Kim Wannop [01:16:36]:
Wow. Did you hear me dork out? Did you hear me? I know the audio wasn't crisp and clear, but I hope you got all that and how much has gone into every single set in the show and the locations and even just filming through the weather in Alberta, Canada. He was, as I said, very gracious with his time. And I'm so thankful that Joe and I finally got together. I'm literally like the one day my parrot went out or he's on a show and been conned into meetings. And so we sort of reference how we kept missing each other. But I'm so glad to have talked with him. And so I hope you enjoyed that. Gosh, I know that I do it too, but when I see other people's work and then. I hear about it, I am in awe. I am in awe of so many of our projects and how much it takes to get it to the screen. And I'm so excited when I watch that show because I know it's painful, but it's worth it. And I hope that people see my work and think that, like, that was painful, but, boy, was it worth it. That's a huge compliment to me. Anyway, yeah. Got some other greats coming up. Let me just tease you a little bit.
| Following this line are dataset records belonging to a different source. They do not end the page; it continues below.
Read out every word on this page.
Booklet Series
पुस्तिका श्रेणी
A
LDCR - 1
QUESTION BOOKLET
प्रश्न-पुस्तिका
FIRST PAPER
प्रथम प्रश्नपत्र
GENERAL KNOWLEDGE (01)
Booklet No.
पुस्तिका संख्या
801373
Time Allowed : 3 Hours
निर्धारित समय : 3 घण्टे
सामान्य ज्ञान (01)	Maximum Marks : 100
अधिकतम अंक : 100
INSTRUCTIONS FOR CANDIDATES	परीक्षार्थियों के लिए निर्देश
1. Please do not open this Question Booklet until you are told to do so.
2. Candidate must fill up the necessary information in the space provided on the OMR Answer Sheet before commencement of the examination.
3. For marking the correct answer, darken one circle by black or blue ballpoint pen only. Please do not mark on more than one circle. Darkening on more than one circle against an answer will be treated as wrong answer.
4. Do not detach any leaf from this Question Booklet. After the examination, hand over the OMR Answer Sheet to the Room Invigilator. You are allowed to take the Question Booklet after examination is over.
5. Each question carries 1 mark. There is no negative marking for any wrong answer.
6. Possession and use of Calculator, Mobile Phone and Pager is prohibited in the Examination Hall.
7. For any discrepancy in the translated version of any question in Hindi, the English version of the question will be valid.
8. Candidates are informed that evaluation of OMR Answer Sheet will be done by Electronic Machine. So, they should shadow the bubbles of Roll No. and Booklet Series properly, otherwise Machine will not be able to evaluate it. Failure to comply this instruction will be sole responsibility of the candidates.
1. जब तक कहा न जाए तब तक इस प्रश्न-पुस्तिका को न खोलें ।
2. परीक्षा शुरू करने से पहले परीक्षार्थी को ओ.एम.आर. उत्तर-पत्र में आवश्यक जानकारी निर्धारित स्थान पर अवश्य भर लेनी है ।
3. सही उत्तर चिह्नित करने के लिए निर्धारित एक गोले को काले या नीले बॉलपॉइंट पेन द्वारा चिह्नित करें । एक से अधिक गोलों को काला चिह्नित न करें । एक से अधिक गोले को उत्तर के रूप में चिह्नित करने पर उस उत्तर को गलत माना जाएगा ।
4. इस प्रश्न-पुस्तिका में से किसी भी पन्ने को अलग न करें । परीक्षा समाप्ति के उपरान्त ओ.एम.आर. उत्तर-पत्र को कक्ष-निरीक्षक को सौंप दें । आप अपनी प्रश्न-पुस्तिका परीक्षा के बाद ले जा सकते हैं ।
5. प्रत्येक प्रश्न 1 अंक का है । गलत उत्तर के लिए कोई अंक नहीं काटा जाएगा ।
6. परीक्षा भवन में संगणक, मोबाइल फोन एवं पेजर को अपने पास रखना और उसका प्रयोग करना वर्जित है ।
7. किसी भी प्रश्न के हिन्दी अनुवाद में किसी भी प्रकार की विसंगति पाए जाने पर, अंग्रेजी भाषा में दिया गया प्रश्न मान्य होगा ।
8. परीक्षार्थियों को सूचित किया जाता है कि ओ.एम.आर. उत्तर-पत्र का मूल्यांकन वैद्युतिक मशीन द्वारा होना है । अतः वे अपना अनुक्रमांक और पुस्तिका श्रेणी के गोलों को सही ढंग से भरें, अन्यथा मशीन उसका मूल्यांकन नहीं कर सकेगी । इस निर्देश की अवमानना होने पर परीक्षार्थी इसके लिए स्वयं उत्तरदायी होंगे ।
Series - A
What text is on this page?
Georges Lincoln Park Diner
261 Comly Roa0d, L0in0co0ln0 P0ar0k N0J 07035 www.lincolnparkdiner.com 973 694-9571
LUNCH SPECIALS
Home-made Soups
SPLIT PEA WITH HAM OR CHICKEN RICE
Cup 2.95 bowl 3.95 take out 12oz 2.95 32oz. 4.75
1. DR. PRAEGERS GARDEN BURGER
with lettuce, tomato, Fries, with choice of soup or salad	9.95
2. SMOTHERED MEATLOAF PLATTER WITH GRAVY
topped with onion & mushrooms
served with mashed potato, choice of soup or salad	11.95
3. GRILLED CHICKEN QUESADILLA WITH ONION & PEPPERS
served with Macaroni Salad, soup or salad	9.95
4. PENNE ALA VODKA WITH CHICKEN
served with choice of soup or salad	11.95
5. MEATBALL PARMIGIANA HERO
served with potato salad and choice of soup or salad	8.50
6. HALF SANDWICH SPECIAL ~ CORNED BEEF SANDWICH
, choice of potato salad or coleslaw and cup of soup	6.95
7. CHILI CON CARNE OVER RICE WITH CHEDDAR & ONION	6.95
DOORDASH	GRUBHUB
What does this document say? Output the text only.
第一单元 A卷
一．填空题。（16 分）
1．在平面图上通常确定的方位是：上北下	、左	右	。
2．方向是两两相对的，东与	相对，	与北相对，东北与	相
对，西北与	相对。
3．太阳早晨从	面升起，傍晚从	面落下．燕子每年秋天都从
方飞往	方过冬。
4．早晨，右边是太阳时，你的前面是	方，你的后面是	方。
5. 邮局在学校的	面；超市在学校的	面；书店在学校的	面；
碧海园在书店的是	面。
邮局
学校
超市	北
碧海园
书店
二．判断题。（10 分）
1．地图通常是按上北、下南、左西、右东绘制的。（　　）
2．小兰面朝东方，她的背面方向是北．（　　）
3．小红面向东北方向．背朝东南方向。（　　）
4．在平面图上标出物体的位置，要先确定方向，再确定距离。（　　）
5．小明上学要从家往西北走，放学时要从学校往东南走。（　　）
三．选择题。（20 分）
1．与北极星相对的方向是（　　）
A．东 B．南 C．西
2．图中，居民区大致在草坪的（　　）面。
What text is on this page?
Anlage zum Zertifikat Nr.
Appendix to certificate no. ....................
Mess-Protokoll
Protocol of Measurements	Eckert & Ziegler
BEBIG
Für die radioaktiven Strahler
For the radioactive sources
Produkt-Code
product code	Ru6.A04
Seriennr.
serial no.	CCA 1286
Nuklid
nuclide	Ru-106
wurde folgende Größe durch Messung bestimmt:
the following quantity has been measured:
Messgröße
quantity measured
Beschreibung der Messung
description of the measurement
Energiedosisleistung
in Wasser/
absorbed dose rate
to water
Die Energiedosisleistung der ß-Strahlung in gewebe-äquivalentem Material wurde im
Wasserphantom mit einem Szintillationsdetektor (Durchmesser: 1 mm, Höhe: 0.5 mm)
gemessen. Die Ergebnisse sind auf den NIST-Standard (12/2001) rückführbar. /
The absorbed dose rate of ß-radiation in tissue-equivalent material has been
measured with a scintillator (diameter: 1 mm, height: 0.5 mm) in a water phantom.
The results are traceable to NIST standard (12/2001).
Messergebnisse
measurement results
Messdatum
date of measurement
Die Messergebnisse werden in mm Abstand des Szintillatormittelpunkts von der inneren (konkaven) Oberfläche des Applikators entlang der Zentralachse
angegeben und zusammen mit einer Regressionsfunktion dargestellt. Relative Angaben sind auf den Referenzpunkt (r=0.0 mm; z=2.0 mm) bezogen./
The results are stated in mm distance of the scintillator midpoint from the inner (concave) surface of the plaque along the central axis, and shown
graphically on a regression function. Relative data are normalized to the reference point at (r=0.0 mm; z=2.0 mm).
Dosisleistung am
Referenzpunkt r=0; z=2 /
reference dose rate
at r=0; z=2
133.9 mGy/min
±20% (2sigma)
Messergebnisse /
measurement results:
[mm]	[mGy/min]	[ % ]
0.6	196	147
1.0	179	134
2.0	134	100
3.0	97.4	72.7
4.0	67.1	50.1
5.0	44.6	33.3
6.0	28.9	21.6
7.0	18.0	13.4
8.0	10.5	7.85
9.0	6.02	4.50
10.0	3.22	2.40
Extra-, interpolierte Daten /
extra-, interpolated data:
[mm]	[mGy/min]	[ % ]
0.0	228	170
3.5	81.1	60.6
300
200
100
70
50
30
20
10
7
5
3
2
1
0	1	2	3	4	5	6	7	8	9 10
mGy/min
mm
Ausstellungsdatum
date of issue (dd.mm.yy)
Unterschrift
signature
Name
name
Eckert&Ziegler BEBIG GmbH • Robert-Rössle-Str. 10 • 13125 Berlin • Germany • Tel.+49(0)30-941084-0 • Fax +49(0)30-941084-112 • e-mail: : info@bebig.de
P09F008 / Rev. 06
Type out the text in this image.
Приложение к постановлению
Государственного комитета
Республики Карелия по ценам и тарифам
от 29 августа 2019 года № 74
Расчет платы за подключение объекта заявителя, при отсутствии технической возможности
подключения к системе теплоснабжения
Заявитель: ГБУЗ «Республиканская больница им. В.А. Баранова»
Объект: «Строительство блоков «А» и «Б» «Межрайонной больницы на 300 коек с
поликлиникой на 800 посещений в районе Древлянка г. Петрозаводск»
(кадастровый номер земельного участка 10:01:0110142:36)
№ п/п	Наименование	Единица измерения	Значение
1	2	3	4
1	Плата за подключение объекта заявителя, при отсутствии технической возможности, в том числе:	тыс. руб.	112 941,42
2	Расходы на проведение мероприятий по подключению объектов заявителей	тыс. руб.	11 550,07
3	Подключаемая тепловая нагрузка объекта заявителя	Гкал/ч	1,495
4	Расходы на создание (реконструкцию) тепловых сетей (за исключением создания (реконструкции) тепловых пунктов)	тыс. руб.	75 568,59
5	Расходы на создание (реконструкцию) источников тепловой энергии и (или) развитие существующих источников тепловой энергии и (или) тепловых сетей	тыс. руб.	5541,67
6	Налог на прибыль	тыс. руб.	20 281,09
We have the production designer of Hello Tomorrow, which started this past week on Apple TV with Billy Cruddup. It's awesome, people. It's awesome. I didn't even talk about how I watched the whole thing in two days. The series is awesome. It's half hour, ten episodes. They already released the first three. I got to see it all. It's great. The decor is retro 50s, but the tech is, like, well advanced past us, even. It's really great how they integrate all of that. So maya Siegel, production designer, coming up. I have Jordan Ninkovich, who did hoax the kidnapping of Sherry Papini. We talk about that and all of our Hallmark experience. I have some costume designers coming up. I have more production designers. It's David Smith's coming back. It's we got a lot going on here, so, yeah, I hope you got an ear full. I'm Kim Wan, up for decorating pages.